As for my own kids, the behaviors that are ALWAYS addressed are those which are harmful. Other behaviors I would ignore the first few times as well to see if it goes away. And licking, I would likely not treat that behaviorally as much as sensory wise with different things for his mouth that are more socially appropriate (lollipop, a smoothie with a straw, etc.)
Renee
Hi Daphne,
I am a behavioural science technology student currently learning all about human behaviour and applied behavioural analysis, including the use of planned ignoring and extinction with novel behaviours. You mentioned that the psych. thought that DS would respond well to ignoring new behaviours, and reinforcing good behaviours. You were also right in pointing out that the therapist's mentioning of "yucky, don't put your hands in your mouth" would, in fact reinforce DS' behaviour, IF his behaviour was attention seeking. IF it is sensory, (which is always a considoration with autism/ppdnos/aspergers) ignoring the behaviour will not make it go away, and you need to find an equal behaviour which satisfies the sensory need that it is fulfilling (ie candies for the mouth, keep the hands busy with something).... back to business, if the behaviour is attention seeking the best way to deal with it is to say "hands on your lap please", as saying "yucky, don't put your hands in your mouth", may actually sound to a person with autism "put your hands in your mouth" (many autistic individuals only respond to the last part of what you say.) **SAY THE BEHAVIOUR THAT YOU WANT TO SEE, rather then saying the behaviour that you do not want to see, telling DS to put his hands in his lap and then reinforcing DS each time he has his hands in his lap (including times when he is not engaging in the hand-mouthing behaviour) will teach him that keeping his hands out of his mouth will be positively reinforced.
To answer your question "Is that generally the rule with new undesireable behaviors that you see --- to ignore them in the hopes that they stop?"-- there are generally four reasons why an individual may engage in a function of behaviour:
1. attention (you can ignore an undesireable behaviour if it is to seek attention, but remember, the individual is seeking attention because they feel like they are not getting enough)
2. escape (to escape from an undesired activity, event, place, etc... generally, this is when ignoring is best used)
3. tangible (obviously if a behaviour is occuring to recieve an object, you can manipulate the behaviour to be positive so that they may recieve the object... ignoring can work sometimes though)
4. sensory (ignoring sensory behaviours, as I mentioned above, WILL NOT work.
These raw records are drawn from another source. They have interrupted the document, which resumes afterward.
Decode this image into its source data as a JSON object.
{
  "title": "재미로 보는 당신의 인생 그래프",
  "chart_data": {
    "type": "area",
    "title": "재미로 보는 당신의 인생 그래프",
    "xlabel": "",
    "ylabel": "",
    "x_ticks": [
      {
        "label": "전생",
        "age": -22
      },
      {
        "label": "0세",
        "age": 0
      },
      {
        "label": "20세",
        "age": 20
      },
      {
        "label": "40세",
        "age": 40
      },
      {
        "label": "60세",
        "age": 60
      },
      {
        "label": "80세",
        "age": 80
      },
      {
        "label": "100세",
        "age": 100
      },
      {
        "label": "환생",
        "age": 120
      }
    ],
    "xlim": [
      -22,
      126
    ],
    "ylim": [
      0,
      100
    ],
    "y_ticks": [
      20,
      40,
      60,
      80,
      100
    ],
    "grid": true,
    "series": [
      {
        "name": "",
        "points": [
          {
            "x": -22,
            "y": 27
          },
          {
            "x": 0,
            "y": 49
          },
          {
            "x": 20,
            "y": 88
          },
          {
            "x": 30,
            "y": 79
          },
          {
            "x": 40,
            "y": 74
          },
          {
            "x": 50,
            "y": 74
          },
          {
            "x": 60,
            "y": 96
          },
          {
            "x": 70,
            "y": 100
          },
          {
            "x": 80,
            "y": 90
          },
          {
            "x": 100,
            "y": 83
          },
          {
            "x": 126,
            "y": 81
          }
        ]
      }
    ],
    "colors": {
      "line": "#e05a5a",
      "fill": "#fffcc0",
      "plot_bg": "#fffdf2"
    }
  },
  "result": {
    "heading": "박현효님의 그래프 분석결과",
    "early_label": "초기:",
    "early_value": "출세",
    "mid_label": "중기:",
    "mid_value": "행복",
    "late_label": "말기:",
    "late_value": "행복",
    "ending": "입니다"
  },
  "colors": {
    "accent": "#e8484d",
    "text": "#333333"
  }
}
At all! They will occur, and occur, and occur! This is when you need to get creative...)
As for worrying about stepping on the therapists toes, you could just say, "we have noticed that DS has been........ lately, we talked to the psychologist about it and she really recommended that we use ignoring with this behaviour, we have been saying 'hands on your lap' when DS does this and then praising him for times when he has his hands in his lap, I am telling all of the therapists about this new strategy, we are going to try and see what happens, but we all need to be on board." or something to that effect....
haha, sorry if this is long, its nice to be able to finally use this knowledge other then in theory in a paper! Let me know if this helps... :)
PS MOST behaviours that you see with autism are sensory related, as I am sure you probobly already know. Just a consideration for DS' hands-in-mouth behaviour.
Thanks for the replies, everyone.
Edited 6/5/2007 9:41 pm ET by idaphne63
Hello Daphne,
I could give you some advice on visual sensory issues. Sounds like DS is very visually hypo-sensitive! Definitely would work to use as a positive reinforcer for him. What exactly are you hoping to change about the visual behaviours?